A) 1st, 2nd and 3rd answers are correct
B) 1st and 3rd answers are correct
C) 2nd and 4th answers are correct
D) only 4th answer is correct
E) all of the answers are correct
ANSWER
C) 2nd and 4th answers are correct
EXPLANATION
Severe hemophilia by defintion means Factor VIII activity less than 1% of normal. Petechiae are present in low platelet count or vasculitis conditions. So Answer 2 and 4 are the good ones.
INT - 13.22
Identify the correct response combinations in hemophilia A.
1) Plasma von Willebrand is normal.
2) Plasma von Willebrand-factor is decreased.
3) Prolonged aPTT which can be corroected with normal plasma mixing.
4) aPTT is prolonged, but thrombin time is even more prolonged.

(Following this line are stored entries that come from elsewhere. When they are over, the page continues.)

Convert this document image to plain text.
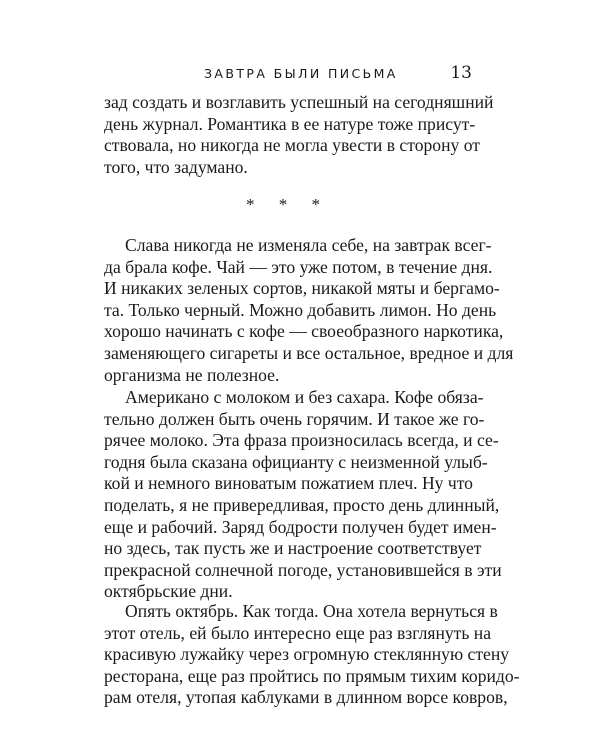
ЗАВТРА БЫЛИ ПИСЬМА	13
зад создать и возглавить успешный на сегодняшний
день журнал. Романтика в ее натуре тоже присут-
ствовала, но никогда не могла увести в сторону от
того, что задумано.
* * *
Слава никогда не изменяла себе, на завтрак всег-
да брала кофе. Чай — это уже потом, в течение дня.
И никаких зеленых сортов, никакой мяты и бергамо-
та. Только черный. Можно добавить лимон. Но день
хорошо начинать с кофе — своеобразного наркотика,
заменяющего сигареты и все остальное, вредное и для
организма не полезное.
Американо с молоком и без сахара. Кофе обяза-
тельно должен быть очень горячим. И такое же го-
рячее молоко. Эта фраза произносилась всегда, и се-
годня была сказана официанту с неизменной улыб-
кой и немного виноватым пожатием плеч. Ну что
поделать, я не привередливая, просто день длинный,
еще и рабочий. Заряд бодрости получен будет имен-
но здесь, так пусть же и настроение соответствует
прекрасной солнечной погоде, установившейся в эти
октябрьские дни.
Опять октябрь. Как тогда. Она хотела вернуться в
этот отель, ей было интересно еще раз взглянуть на
красивую лужайку через огромную стеклянную стену
ресторана, еще раз пройтись по прямым тихим коридо-
рам отеля, утопая каблуками в длинном ворсе ковров,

A) 1st, 2nd and 3rd answers are correct
B) 1st and 3rd answers are correct
C) 2nd and 4th answers are correct
D) only 4th answer is correct
E) all of the answers are correct
ANSWER
B) 1st and 3rd answers are correct
EXPLANATION
Decreased Wiilebrand factor induce von Willebrand disease and not hemophilia. Thrombin clotting time is not altered by hemophilia A, since thist test measures fibrinogen polymerisation induce by thrombin, so it is not affected hemophilic condition. aPTT can corrected by addition of normal plasma in hemophilia, so the right selection are 1 and 3.
INT - 13.23
True features of agranulocytosis (febrile neutopenia):
1) mostly drug associated
2) mostly idiopathic
3) no erythropetic or thrombopoietic abnormalities are present, myeloid maturation is blocked at early stage
4) there is a pancytopenia and severe bone marrow hypocellularity
A) 1st, 2nd and 3rd answers are correct
B) 1st and 3rd answers are correct
C) 2nd and 4th answers are correct
D) only 4th answer is correct
E) all of the answers are correct
ANSWER
B) 1st and 3rd answers are correct
EXPLANATION
Agranulocytosis or (febrile neutropenia) almost exclusively induced certain drugs, and appears isolated. So the correct answers are 1 and 3
INT - 13.25
Characteristics of FVII deficiency:
1) rare condition, not inducing bleeding events
2) rare condition with severe bleedings
3) prolonged aPTT, thrombin time, along with prothrombin time, which all can be corrected by addition of normal plasma
4) Isolated prothrombin time prolongation which can not be corrected by iv, vitamin K
A) 1st, 2nd and 3rd answers are correct
B) 1st and 3rd answers are correct
C) 2nd and 4th answers are correct
D) only 4th answer is correct
E) all of the answers are correct
ANSWER
C) 2nd and 4th answers are correct
EXPLANATION
Facor VII deficiency carries high bleeding risk, including gastrointestinal tract as well. It is characterised by isolated spontaneous prothrombin time prolongation (Normal aPTT and TT), and this prolangation could not be corrected by iv vitamin K administrarion. Right answers are 2 and 4
INT - 13.26
Typical attribute(s) of chronic lymphocytic leukemia:
1) long disease course with good therapeutic responses, no refractory cases
2) durable course, rather indolent features, sometimes only partial responses to therapies, CD5/CD19 coexpressed cell count exceeds 5 g/L in peripheral blood
3) immunglobulins are elevated
4) low immunoglobulin levels
A) 1st, 2nd and 3rd answers are correct
B) 1st and 3rd answers are correct
C) 2nd and 4th answers are correct
D) only 4th answer is correct
E) all of the answers are correct
ANSWER
C) 2nd and 4th answers are correct
EXPLANATION
Chronic lymphoid leukemia (CLL) sometimes has less duration than other CLL cases. In al cases CD5/C19 coexpression cells are present, the response therapy might be partial. However acquired immunoglobulin, especially IgG deficiency is usually present sooner or later in all cases. Good selections are answer 2 and 4.